Hey everyone
i’m Harshith and i’m looking to apply for GSoC 2026 with PyMC, specifically the Streaming inference project.
a bit about my background…
i’ve been contributing to a few Python ecosystem’s, mainly Dask and NumPy.
Dask: i have submitted a few PRs which were related to distributed computation, partition metadata correctness, and serialization behavior, and Docs
NumPy: And in NumPy i’ve contributed towards enhancements and bug fixes related to dtype handling,CPU feature detection, and backend compatibility
i also recently opened a PR in PyMC (#8116) where i’ve extended logprob support for non-overlapping switch transforms with non-zero thresholds so essentially i’ve implemented a new measurable class, graph rewrite, and logprob logic for it.
given that i’ve already worked with Dask’s chunked computation model and Numpy, i’m really interested in working on streaming minibatch support and integrating Dask-backed data pipelines into PyMC.
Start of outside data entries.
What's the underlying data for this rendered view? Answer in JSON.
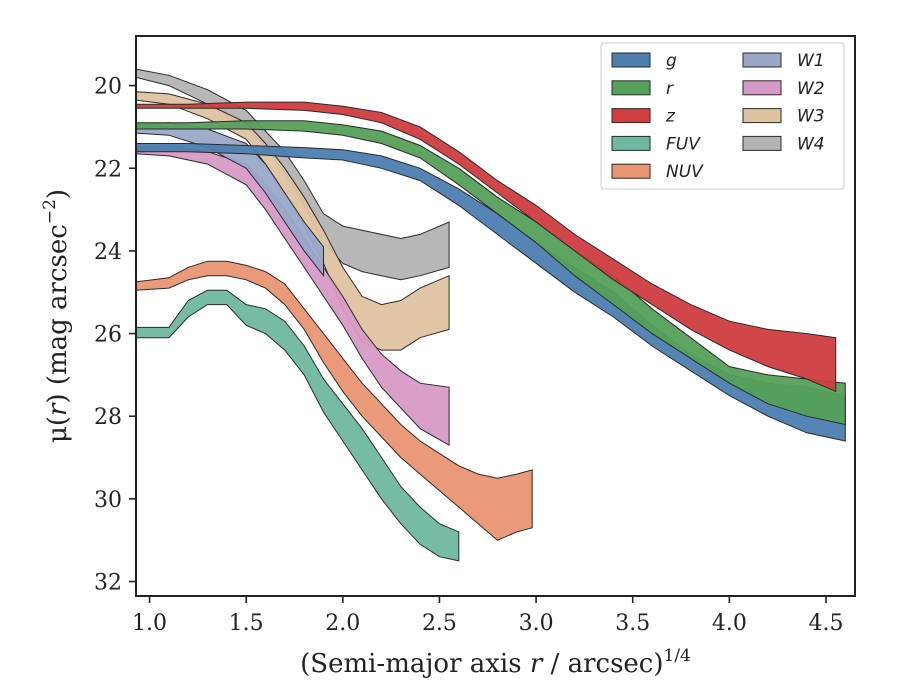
{
  "chart_data": {
    "type": "area",
    "xlabel": "(Semi-major axis r / arcsec)^1/4",
    "xlabel_parts": {
      "pre": "(Semi-major axis ",
      "var": "r",
      "mid": " / arcsec)",
      "sup": "1/4"
    },
    "ylabel": "μ(r) (mag arcsec^-2)",
    "ylabel_parts": {
      "pre": "μ(",
      "var": "r",
      "mid": ") (mag arcsec",
      "sup": "−2",
      "post": ")"
    },
    "xlim": [
      0.93,
      4.65
    ],
    "ylim": [
      32.35,
      18.8
    ],
    "y_inverted": true,
    "xticks": [
      1.0,
      1.5,
      2.0,
      2.5,
      3.0,
      3.5,
      4.0,
      4.5
    ],
    "xtick_labels": [
      "1.0",
      "1.5",
      "2.0",
      "2.5",
      "3.0",
      "3.5",
      "4.0",
      "4.5"
    ],
    "yticks": [
      20,
      22,
      24,
      26,
      28,
      30,
      32
    ],
    "ytick_labels": [
      "20",
      "22",
      "24",
      "26",
      "28",
      "30",
      "32"
    ],
    "legend_placement": "top-right",
    "legend_columns": 2,
    "series": [
      {
        "name": "g",
        "color": "#4c7eb0",
        "x": [
          0.93,
          1.2,
          1.5,
          1.8,
          2.0,
          2.2,
          2.4,
          2.6,
          2.8,
          3.0,
          3.2,
          3.4,
          3.6,
          3.8,
          4.0,
          4.2,
          4.4,
          4.6
        ],
        "y_low": [
          21.6,
          21.6,
          21.65,
          21.75,
          21.8,
          22.0,
          22.3,
          22.9,
          23.6,
          24.3,
          25.0,
          25.6,
          26.3,
          26.9,
          27.5,
          28.0,
          28.4,
          28.6
        ],
        "y_high": [
          21.4,
          21.4,
          21.45,
          21.5,
          21.55,
          21.7,
          22.0,
          22.5,
          23.1,
          23.8,
          24.4,
          25.0,
          25.8,
          26.5,
          27.0,
          27.2,
          27.3,
          27.5
        ]
      },
      {
        "name": "r",
        "color": "#55a05a",
        "x": [
          0.93,
          1.2,
          1.5,
          1.8,
          2.0,
          2.2,
          2.4,
          2.6,
          2.8,
          3.0,
          3.2,
          3.4,
          3.6,
          3.8,
          4.0,
          4.2,
          4.4,
          4.6
        ],
        "y_low": [
          21.05,
          21.05,
          21.05,
          21.1,
          21.2,
          21.4,
          21.75,
          22.4,
          23.1,
          23.8,
          24.6,
          25.3,
          26.0,
          26.6,
          27.2,
          27.7,
          28.0,
          28.2
        ],
        "y_high": [
          20.9,
          20.9,
          20.85,
          20.85,
          20.95,
          21.1,
          21.45,
          22.0,
          22.7,
          23.3,
          24.0,
          24.6,
          25.4,
          26.1,
          26.8,
          27.0,
          27.1,
          27.2
        ]
      },
      {
        "name": "z",
        "color": "#cf3d3f",
        "x": [
          0.93,
          1.2,
          1.5,
          1.8,
          2.0,
          2.2,
          2.4,
          2.6,
          2.8,
          3.0,
          3.2,
          3.4,
          3.6,
          3.8,
          4.0,
          4.2,
          4.4,
          4.55
        ],
        "y_low": [
          20.55,
          20.55,
          20.55,
          20.6,
          20.7,
          20.9,
          21.3,
          21.9,
          22.6,
          23.3,
          24.0,
          24.7,
          25.3,
          25.9,
          26.4,
          26.8,
          27.1,
          27.4
        ],
        "y_high": [
          20.45,
          20.45,
          20.4,
          20.4,
          20.5,
          20.65,
          21.0,
          21.6,
          22.3,
          22.9,
          23.6,
          24.2,
          24.8,
          25.3,
          25.7,
          25.9,
          26.0,
          26.1
        ]
      },
      {
        "name": "FUV",
        "color": "#6fb7a0",
        "x": [
          0.93,
          1.1,
          1.2,
          1.3,
          1.4,
          1.5,
          1.6,
          1.7,
          1.8,
          1.9,
          2.0,
          2.1,
          2.2,
          2.3,
          2.4,
          2.5,
          2.6
        ],
        "y_low": [
          26.1,
          26.1,
          25.6,
          25.3,
          25.3,
          25.8,
          26.0,
          26.4,
          27.0,
          27.9,
          28.6,
          29.3,
          30.0,
          30.6,
          31.1,
          31.4,
          31.5
        ],
        "y_high": [
          25.85,
          25.85,
          25.2,
          24.95,
          24.95,
          25.3,
          25.4,
          25.7,
          26.3,
          27.1,
          27.7,
          28.3,
          29.0,
          29.7,
          30.2,
          30.6,
          30.8
        ]
      },
      {
        "name": "NUV",
        "color": "#e99572",
        "x": [
          0.93,
          1.1,
          1.2,
          1.3,
          1.4,
          1.5,
          1.6,
          1.7,
          1.8,
          1.9,
          2.0,
          2.1,
          2.2,
          2.3,
          2.4,
          2.5,
          2.6,
          2.7,
          2.8,
          2.9,
          2.98
        ],
        "y_low": [
          24.95,
          24.9,
          24.7,
          24.6,
          24.6,
          24.7,
          24.9,
          25.3,
          25.9,
          26.7,
          27.4,
          28.0,
          28.5,
          29.0,
          29.4,
          29.8,
          30.2,
          30.6,
          31.0,
          30.8,
          30.7
        ],
        "y_high": [
          24.75,
          24.65,
          24.4,
          24.25,
          24.25,
          24.35,
          24.5,
          24.8,
          25.4,
          26.0,
          26.6,
          27.2,
          27.7,
          28.2,
          28.6,
          28.9,
          29.2,
          29.4,
          29.5,
          29.4,
          29.3
        ]
      },
      {
        "name": "W1",
        "color": "#9aa8c8",
        "x": [
          0.93,
          1.1,
          1.3,
          1.5,
          1.6,
          1.7,
          1.8,
          1.9
        ],
        "y_low": [
          21.15,
          21.2,
          21.5,
          22.0,
          22.6,
          23.3,
          24.0,
          24.6
        ],
        "y_high": [
          20.95,
          20.9,
          21.05,
          21.4,
          21.9,
          22.6,
          23.3,
          23.9
        ]
      },
      {
        "name": "W2",
        "color": "#d79ac6",
        "x": [
          0.93,
          1.1,
          1.3,
          1.5,
          1.6,
          1.7,
          1.8,
          1.9,
          2.0,
          2.1,
          2.2,
          2.3,
          2.4,
          2.55
        ],
        "y_low": [
          21.65,
          21.7,
          21.9,
          22.4,
          23.0,
          23.7,
          24.4,
          25.1,
          25.8,
          26.6,
          27.3,
          27.8,
          28.3,
          28.7
        ],
        "y_high": [
          21.5,
          21.45,
          21.6,
          21.9,
          22.4,
          23.0,
          23.7,
          24.4,
          25.1,
          25.9,
          26.5,
          26.9,
          27.2,
          27.3
        ]
      },
      {
        "name": "W3",
        "color": "#dec3a0",
        "x": [
          0.93,
          1.1,
          1.3,
          1.5,
          1.6,
          1.7,
          1.8,
          1.9,
          2.0,
          2.1,
          2.2,
          2.3,
          2.4,
          2.55
        ],
        "y_low": [
          20.35,
          20.45,
          20.8,
          21.3,
          21.9,
          22.6,
          23.4,
          24.3,
          25.4,
          26.2,
          26.4,
          26.4,
          26.1,
          25.9
        ],
        "y_high": [
          20.15,
          20.2,
          20.45,
          20.9,
          21.4,
          22.0,
          22.7,
          23.5,
          24.4,
          25.1,
          25.3,
          25.2,
          24.9,
          24.6
        ]
      },
      {
        "name": "W4",
        "color": "#b3b3b3",
        "x": [
          0.93,
          1.1,
          1.3,
          1.5,
          1.6,
          1.7,
          1.8,
          1.9,
          2.0,
          2.1,
          2.2,
          2.3,
          2.4,
          2.55
        ],
        "y_low": [
          19.8,
          20.0,
          20.45,
          21.0,
          21.5,
          22.1,
          22.9,
          23.8,
          24.3,
          24.5,
          24.6,
          24.7,
          24.6,
          24.4
        ],
        "y_high": [
          19.6,
          19.75,
          20.1,
          20.6,
          21.1,
          21.6,
          22.3,
          23.1,
          23.4,
          23.5,
          23.6,
          23.7,
          23.6,
          23.3
        ]
      }
    ]
  }
}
so basically right now PyMC’s minibatch stuff assumes everything is already in memory which is a problem for large or streaming datasets. what i’m proposing is a streaming minibatch adapter that works with chunked or lazy data sources like Dask arrays or plain iterators. since Dask already handles chunked and lazy computation, the idea is to build an adapter that exposes a consistent minibatch interface while fetching data incrementally this way variational inference and Pathfinder could work on datasets larger than memory or data arriving continuously without loading everything upfront. I’ve already worked on an issue related to this in PR#12290 in dask
I would really appreciate any guidance on where to start exploring the current minibatch and inference internals, and how i can best prepare for this. thank you!!!